Hi,
I am wondering is there any tutorials or examples about the correct usage of learning rate scheduler when training with DDP/FSDP? For example, if the LR scheduler is OneCycleLR
, how should I define total number of steps in the cycle
, i.e., total_steps
or (steps_per_epoch
and epochs
) arguments of the scheduler?
The reason I am asking is that this scheduler updates LR based on the steps but in DDP the steps for current process is different from effective steps (i.e., in non-DDP, the step is 256, but in DDP with 2 GPU, the step is 128 for each process).
Also, where should I call scheduler.step()
if I am also using amp
? Assume my code is:
steps_per_epoch = ???
n_epoch = 10
scheduler = (optimizer, max_lr=0.01, steps_per_epoch=steps_per_epoch, epochs=n_epoch)

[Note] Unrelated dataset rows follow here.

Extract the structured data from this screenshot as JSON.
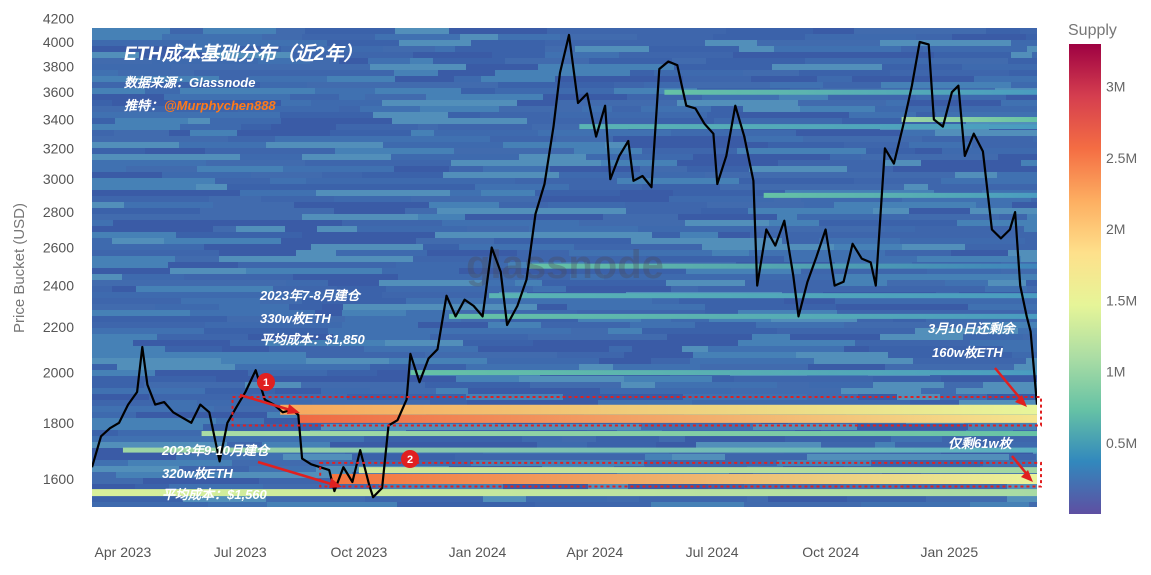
{
  "chart_data": {
    "type": "heatmap",
    "title": "ETH成本基础分布（近2年）",
    "source_line": "数据来源：Glassnode",
    "twitter_prefix": "推特：",
    "twitter_handle": "@Murphychen888",
    "watermark": "glassnode",
    "ylabel": "Price Bucket (USD)",
    "ylim": [
      1520,
      4200
    ],
    "y_ticks": [
      1600,
      1800,
      2000,
      2200,
      2400,
      2600,
      2800,
      3000,
      3200,
      3400,
      3600,
      3800,
      4000,
      4200
    ],
    "x_range": [
      "2023-03-08",
      "2025-03-10"
    ],
    "x_ticks": [
      {
        "date": "2023-04-01",
        "label": "Apr 2023"
      },
      {
        "date": "2023-07-01",
        "label": "Jul 2023"
      },
      {
        "date": "2023-10-01",
        "label": "Oct 2023"
      },
      {
        "date": "2024-01-01",
        "label": "Jan 2024"
      },
      {
        "date": "2024-04-01",
        "label": "Apr 2024"
      },
      {
        "date": "2024-07-01",
        "label": "Jul 2024"
      },
      {
        "date": "2024-10-01",
        "label": "Oct 2024"
      },
      {
        "date": "2025-01-01",
        "label": "Jan 2025"
      }
    ],
    "colorbar": {
      "title": "Supply",
      "min": 0,
      "max": 3300000,
      "ticks": [
        {
          "value": 500000,
          "label": "0.5M"
        },
        {
          "value": 1000000,
          "label": "1M"
        },
        {
          "value": 1500000,
          "label": "1.5M"
        },
        {
          "value": 2000000,
          "label": "2M"
        },
        {
          "value": 2500000,
          "label": "2.5M"
        },
        {
          "value": 3000000,
          "label": "3M"
        }
      ],
      "colors": [
        "#5e4fa2",
        "#3288bd",
        "#66c2a5",
        "#abdda4",
        "#e6f598",
        "#fee08b",
        "#fdae61",
        "#f46d43",
        "#d53e4f",
        "#9e0142"
      ]
    },
    "price_series": {
      "name": "ETH price",
      "points": [
        [
          "2023-03-08",
          1640
        ],
        [
          "2023-03-15",
          1750
        ],
        [
          "2023-03-22",
          1780
        ],
        [
          "2023-03-29",
          1800
        ],
        [
          "2023-04-05",
          1870
        ],
        [
          "2023-04-12",
          1920
        ],
        [
          "2023-04-16",
          2110
        ],
        [
          "2023-04-20",
          1950
        ],
        [
          "2023-04-26",
          1870
        ],
        [
          "2023-05-03",
          1880
        ],
        [
          "2023-05-10",
          1840
        ],
        [
          "2023-05-17",
          1820
        ],
        [
          "2023-05-24",
          1800
        ],
        [
          "2023-05-31",
          1870
        ],
        [
          "2023-06-07",
          1840
        ],
        [
          "2023-06-15",
          1660
        ],
        [
          "2023-06-21",
          1800
        ],
        [
          "2023-06-28",
          1860
        ],
        [
          "2023-07-05",
          1920
        ],
        [
          "2023-07-13",
          2010
        ],
        [
          "2023-07-20",
          1890
        ],
        [
          "2023-07-27",
          1870
        ],
        [
          "2023-08-03",
          1840
        ],
        [
          "2023-08-10",
          1850
        ],
        [
          "2023-08-15",
          1830
        ],
        [
          "2023-08-18",
          1670
        ],
        [
          "2023-08-25",
          1650
        ],
        [
          "2023-09-01",
          1640
        ],
        [
          "2023-09-08",
          1630
        ],
        [
          "2023-09-12",
          1560
        ],
        [
          "2023-09-19",
          1640
        ],
        [
          "2023-09-26",
          1590
        ],
        [
          "2023-10-02",
          1700
        ],
        [
          "2023-10-09",
          1580
        ],
        [
          "2023-10-12",
          1540
        ],
        [
          "2023-10-19",
          1570
        ],
        [
          "2023-10-24",
          1790
        ],
        [
          "2023-10-31",
          1810
        ],
        [
          "2023-11-07",
          1890
        ],
        [
          "2023-11-10",
          2080
        ],
        [
          "2023-11-17",
          1960
        ],
        [
          "2023-11-24",
          2060
        ],
        [
          "2023-12-01",
          2100
        ],
        [
          "2023-12-08",
          2350
        ],
        [
          "2023-12-15",
          2250
        ],
        [
          "2023-12-22",
          2330
        ],
        [
          "2023-12-29",
          2300
        ],
        [
          "2024-01-05",
          2250
        ],
        [
          "2024-01-12",
          2600
        ],
        [
          "2024-01-19",
          2470
        ],
        [
          "2024-01-24",
          2210
        ],
        [
          "2024-02-01",
          2300
        ],
        [
          "2024-02-08",
          2430
        ],
        [
          "2024-02-15",
          2790
        ],
        [
          "2024-02-22",
          2970
        ],
        [
          "2024-02-29",
          3350
        ],
        [
          "2024-03-05",
          3750
        ],
        [
          "2024-03-12",
          4060
        ],
        [
          "2024-03-19",
          3520
        ],
        [
          "2024-03-26",
          3590
        ],
        [
          "2024-04-02",
          3280
        ],
        [
          "2024-04-09",
          3500
        ],
        [
          "2024-04-13",
          3000
        ],
        [
          "2024-04-20",
          3150
        ],
        [
          "2024-04-27",
          3250
        ],
        [
          "2024-05-01",
          2990
        ],
        [
          "2024-05-08",
          3020
        ],
        [
          "2024-05-15",
          2950
        ],
        [
          "2024-05-21",
          3780
        ],
        [
          "2024-05-28",
          3840
        ],
        [
          "2024-06-04",
          3810
        ],
        [
          "2024-06-11",
          3500
        ],
        [
          "2024-06-18",
          3480
        ],
        [
          "2024-06-25",
          3370
        ],
        [
          "2024-07-02",
          3300
        ],
        [
          "2024-07-05",
          2970
        ],
        [
          "2024-07-12",
          3150
        ],
        [
          "2024-07-19",
          3500
        ],
        [
          "2024-07-26",
          3280
        ],
        [
          "2024-08-02",
          2990
        ],
        [
          "2024-08-05",
          2400
        ],
        [
          "2024-08-12",
          2700
        ],
        [
          "2024-08-19",
          2610
        ],
        [
          "2024-08-26",
          2750
        ],
        [
          "2024-09-02",
          2450
        ],
        [
          "2024-09-06",
          2250
        ],
        [
          "2024-09-13",
          2420
        ],
        [
          "2024-09-20",
          2550
        ],
        [
          "2024-09-27",
          2700
        ],
        [
          "2024-10-04",
          2400
        ],
        [
          "2024-10-11",
          2420
        ],
        [
          "2024-10-18",
          2620
        ],
        [
          "2024-10-25",
          2540
        ],
        [
          "2024-11-01",
          2520
        ],
        [
          "2024-11-05",
          2400
        ],
        [
          "2024-11-12",
          3200
        ],
        [
          "2024-11-19",
          3100
        ],
        [
          "2024-11-26",
          3350
        ],
        [
          "2024-12-03",
          3650
        ],
        [
          "2024-12-09",
          4000
        ],
        [
          "2024-12-16",
          3980
        ],
        [
          "2024-12-20",
          3400
        ],
        [
          "2024-12-27",
          3350
        ],
        [
          "2025-01-03",
          3600
        ],
        [
          "2025-01-08",
          3650
        ],
        [
          "2025-01-13",
          3150
        ],
        [
          "2025-01-20",
          3300
        ],
        [
          "2025-01-27",
          3180
        ],
        [
          "2025-02-03",
          2700
        ],
        [
          "2025-02-10",
          2650
        ],
        [
          "2025-02-17",
          2700
        ],
        [
          "2025-02-21",
          2800
        ],
        [
          "2025-02-25",
          2400
        ],
        [
          "2025-03-02",
          2250
        ],
        [
          "2025-03-05",
          2180
        ],
        [
          "2025-03-10",
          1870
        ]
      ]
    },
    "bands": [
      {
        "id": 1,
        "label": "2023年7-8月建仓",
        "amount": "330w枚ETH",
        "avg_cost": "平均成本：$1,850",
        "price_low": 1790,
        "price_high": 1900,
        "remaining": "160w枚ETH",
        "remaining_date": "3月10日还剩余"
      },
      {
        "id": 2,
        "label": "2023年9-10月建仓",
        "amount": "320w枚ETH",
        "avg_cost": "平均成本：$1,560",
        "price_low": 1575,
        "price_high": 1655,
        "remaining": "仅剩61w枚"
      }
    ],
    "markers": [
      {
        "label": "1"
      },
      {
        "label": "2"
      }
    ]
  }
}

for it, (img, labels) in enumerate(train_loader):
# measure data loading time
data_time.update(time.time() - end)
bs = img.size(0)
img = img.cuda(non_blocking=True)
labels = labels.cuda(non_blocking=True)
# compute output and loss
with autocast(enabled=args.amp, dtype=args.amp_dtype):
outputs = model(img)
loss = criteria(outputs, labels)
optimizer.zero_grad()
scaler.scale(loss).backward()
scaler.step(optimizer)
scaler.update()
# scheduler.step() is this position correct?
Thank you!